“We are working on it with Al Madar and Libyana. Probably about two to five percent, this is the maximum that will be floated,” Gamal Al Lamushy told reporters in the United Arab Emirates.
Previous reports mentioned that the company would locally list 30 percent late last year, in which Al Lamishy announced would have been improbable.
“I dont think that much will be floated. The capacity of the Libyan stock market is very limited and it will not be a good idea to float such a big amount of capital,” he added.
Among these sectors is the newly partially-privatized Kamash petrochemical plant, which was set to be listed in the stock market in May 2011. The state owned and operated complex produces salt, PVC, Hydrochloric acid and chlorine.
“We are receiving offers from different companies from all over the world,” he announced. “Our brothers in the Gulf are our first choice for investments in Libya,” Al Lamushy added, addressing investors during a road show in the UAE aimed to stimulate investments in different Libyan sectors.

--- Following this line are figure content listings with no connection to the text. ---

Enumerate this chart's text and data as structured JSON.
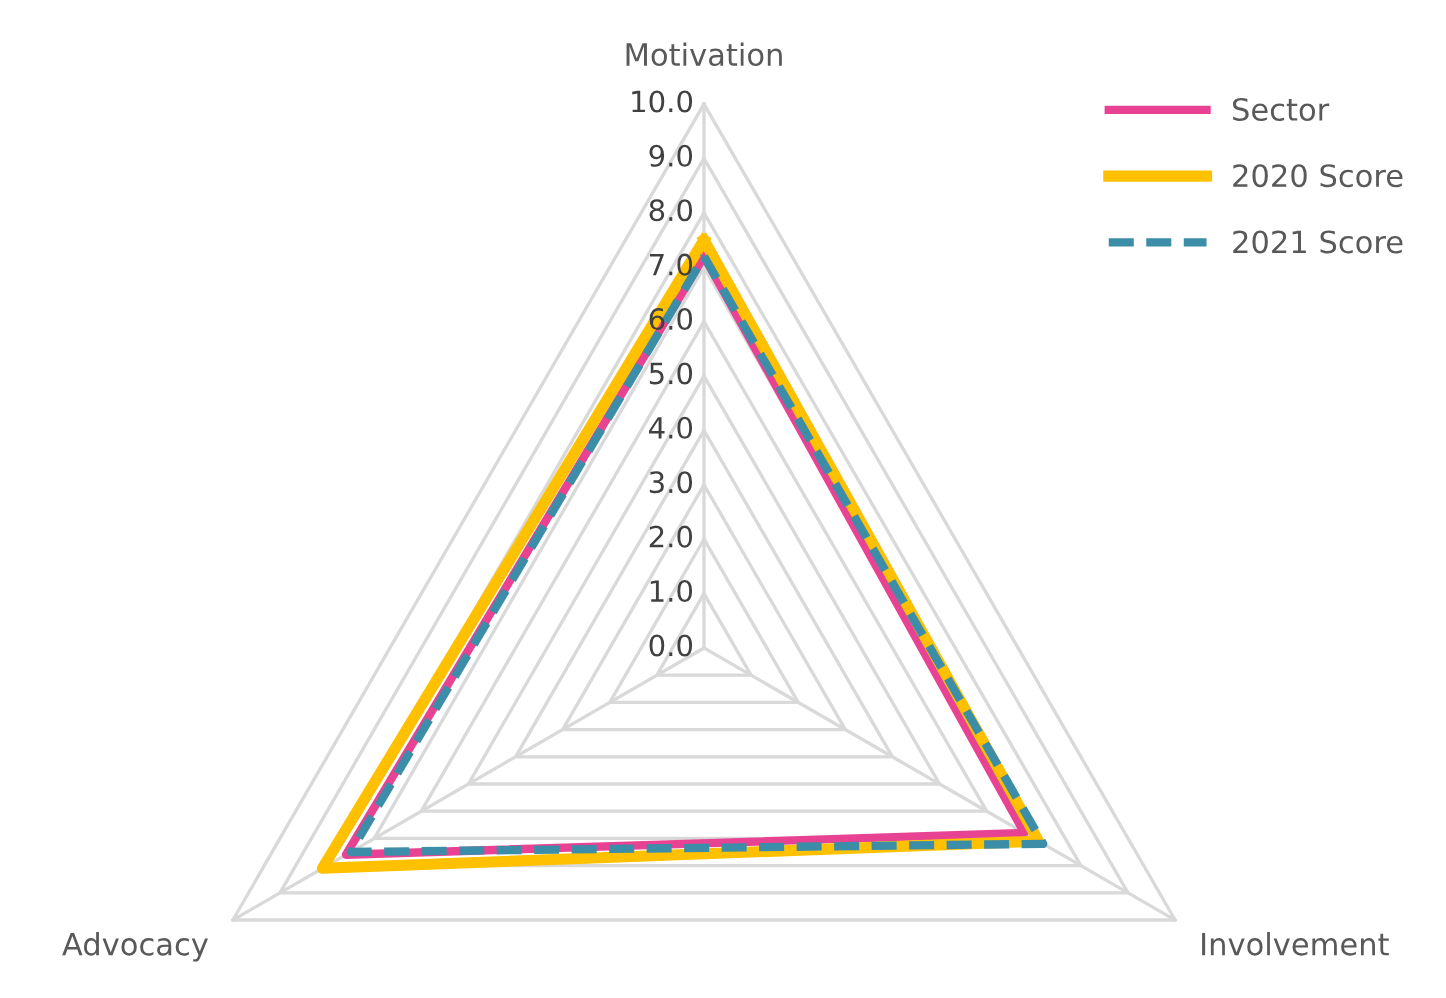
{
  "chart_data": {
    "type": "radar",
    "categories": [
      "Motivation",
      "Involvement",
      "Advocacy"
    ],
    "ylim": [
      0,
      10
    ],
    "yticks": [
      {
        "value": 0,
        "label": "0.0"
      },
      {
        "value": 1,
        "label": "1.0"
      },
      {
        "value": 2,
        "label": "2.0"
      },
      {
        "value": 3,
        "label": "3.0"
      },
      {
        "value": 4,
        "label": "4.0"
      },
      {
        "value": 5,
        "label": "5.0"
      },
      {
        "value": 6,
        "label": "6.0"
      },
      {
        "value": 7,
        "label": "7.0"
      },
      {
        "value": 8,
        "label": "8.0"
      },
      {
        "value": 9,
        "label": "9.0"
      },
      {
        "value": 10,
        "label": "10.0"
      }
    ],
    "grid": true,
    "legend": "top right",
    "marker": "none",
    "series": [
      {
        "name": "Sector",
        "color": "#e84393",
        "values": [
          7.2,
          6.8,
          7.6
        ],
        "line_style": "solid"
      },
      {
        "name": "2020 Score",
        "color": "#ffc000",
        "values": [
          7.5,
          7.1,
          8.1
        ],
        "line_style": "solid"
      },
      {
        "name": "2021 Score",
        "color": "#3c8da8",
        "values": [
          7.2,
          7.2,
          7.5
        ],
        "line_style": "dashed"
      }
    ]
  }
}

In a statement released by the North African country’s delegation, they announced that their aim is to raise five to 10 billion Libyan dinars ($400 million) for real estate, transport, trade and construction sectors.
Since Libyan President Mu’amar Al Gaddafi opened his country’s markets to foreign investments, business has flourished in the North African country after years of economic sanctions and world isolation.